Hyperoside has a variety of pharmacological activities, including anti-liver injury, anti-depression, anti-inflammatory, and anti-cancer activities. However, the effect of hyperoside on Parkinson’s disease (PD) is still unclear. Therefore, we tried to study the therapeutic effect and mechanism of hyperoside on PD in vivo and in vitro models. Rotenone was used to induce PD rat model and SH-SY5Y cell injury model, and hyperoside was used for intervention. Immunohistochemistry, animal behavior assays, TUNEL and Western blot were constructed to observe the protective effect and related mechanisms of hyperoside in vivo. Cell counting kit-8 (CCK-8), flow cytometry, Rh123 staining and Western blot were used for in vitro assays. Rapamycin (RAP) pretreatment was used in rescue experiments to verify the relationship between hyperoside and autophagy in rotenone-induced SH-SY5Y cells. Hyperoside promoted the number of tyrosine hydroxylase (TH)-positive cells, improved the behavioral defects of rats, and inhibited cell apoptosis in vivo. Different concentrations of hyperoside had no significant effect on SH-SY5Y cell viability, but dramatically reversed the rotenone-induced decrease in cell viability, increased apoptosis and loss of cell mitochondrial membrane potential in vitro. Additionally, hyperoside reversed the regulation of rotenone on the Beclin1, LC3II, Bax, cleaved caspase 3, Cyc and Bcl-2 expressions in rat SNpc tissues and SH-SY5Y cells, while promoted the regulation of rotenone on the P62 and α-synuclcin. Furthermore, RAP reversed the effect of hyperoside on rotenone-induced SH-SY5Y cells. Hyperoside may play a neuroprotective effect in rotenone-induced PD rat model and SH-SY5Y cell model by affecting autophagy.
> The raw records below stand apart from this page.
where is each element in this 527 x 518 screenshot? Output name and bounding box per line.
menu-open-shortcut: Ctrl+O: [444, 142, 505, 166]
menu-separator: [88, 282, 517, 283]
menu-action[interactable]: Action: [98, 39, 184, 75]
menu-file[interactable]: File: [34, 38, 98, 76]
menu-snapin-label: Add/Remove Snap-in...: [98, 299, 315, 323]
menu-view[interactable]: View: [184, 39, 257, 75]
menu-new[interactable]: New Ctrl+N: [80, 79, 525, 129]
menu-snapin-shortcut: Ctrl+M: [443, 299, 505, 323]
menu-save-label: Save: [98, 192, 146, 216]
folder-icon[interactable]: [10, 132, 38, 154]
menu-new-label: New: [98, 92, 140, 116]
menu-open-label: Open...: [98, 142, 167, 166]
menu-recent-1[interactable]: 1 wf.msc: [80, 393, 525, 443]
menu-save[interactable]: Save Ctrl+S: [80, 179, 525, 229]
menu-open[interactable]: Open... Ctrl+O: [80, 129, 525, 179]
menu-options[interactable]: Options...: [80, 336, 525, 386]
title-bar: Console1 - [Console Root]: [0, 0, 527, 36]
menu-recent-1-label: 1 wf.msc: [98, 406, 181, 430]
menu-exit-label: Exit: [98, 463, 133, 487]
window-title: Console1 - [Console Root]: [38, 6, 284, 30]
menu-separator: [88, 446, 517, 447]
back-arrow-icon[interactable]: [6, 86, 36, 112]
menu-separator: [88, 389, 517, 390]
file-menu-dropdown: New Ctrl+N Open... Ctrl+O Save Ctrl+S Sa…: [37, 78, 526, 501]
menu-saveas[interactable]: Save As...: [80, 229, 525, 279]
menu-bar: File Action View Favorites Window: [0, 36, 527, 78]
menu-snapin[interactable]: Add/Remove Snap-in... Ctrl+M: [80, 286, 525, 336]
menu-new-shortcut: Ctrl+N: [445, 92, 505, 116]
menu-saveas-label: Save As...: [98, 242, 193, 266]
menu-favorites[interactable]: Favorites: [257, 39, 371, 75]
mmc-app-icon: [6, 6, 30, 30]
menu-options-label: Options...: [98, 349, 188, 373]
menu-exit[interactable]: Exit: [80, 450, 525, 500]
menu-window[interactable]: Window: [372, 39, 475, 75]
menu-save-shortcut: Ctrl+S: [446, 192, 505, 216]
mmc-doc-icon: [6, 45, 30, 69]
金丝桃苷具有多种药理活性，包括抗肝损伤、抗抑郁、抗炎和抗癌活性。然而，金丝桃苷对帕金森病（PD）的作用仍不清楚。因此，我们试图在体内和体外模型中研究金丝桃苷对PD的治疗作用和机制。采用鱼藤酮诱导PD大鼠模型和SH-SY5Y细胞损伤模型，并采用金丝桃苷进行干预。采用免疫组织化学、动物行为学、TUNEL和Western blot等方法观察金丝桃苷的体内保护作用及相关机制。使用细胞计数试剂盒-8 (CCK-8)、流式细胞术、Rh123 染色和蛋白质印迹进行体外测定。采用雷帕霉素（RAP）预处理进行拯救实验，验证鱼藤酮诱导的SH-SY5Y细胞中金丝桃苷与自噬的关系。金丝桃苷在体内促进酪氨酸羟化酶（TH）阳性细胞的数量，改善大鼠的行为缺陷，并抑制细胞凋亡。不同浓度的金丝桃苷对SH-SY5Y细胞活力没有显着影响，但在体外显着逆转鱼藤酮诱导的细胞活力下降、细胞凋亡增加和细胞线粒体膜电位丧失。此外，金丝桃苷还逆转了鱼藤酮对大鼠SNpc组织和SH-SY5Y细胞中Beclin1、LC3II、Bax、cleaved caspase 3、Cyc和Bcl-2表达的调节，同时促进了鱼藤酮对P62和α-突触核蛋白的调节。此外，RAP 逆转了金丝桃苷对鱼藤酮诱导的 SH-SY5Y 细胞的影响。金丝桃苷可能通过影响自噬在鱼藤酮诱导的PD大鼠模型和SH-SY5Y细胞模型中发挥神经保护作用。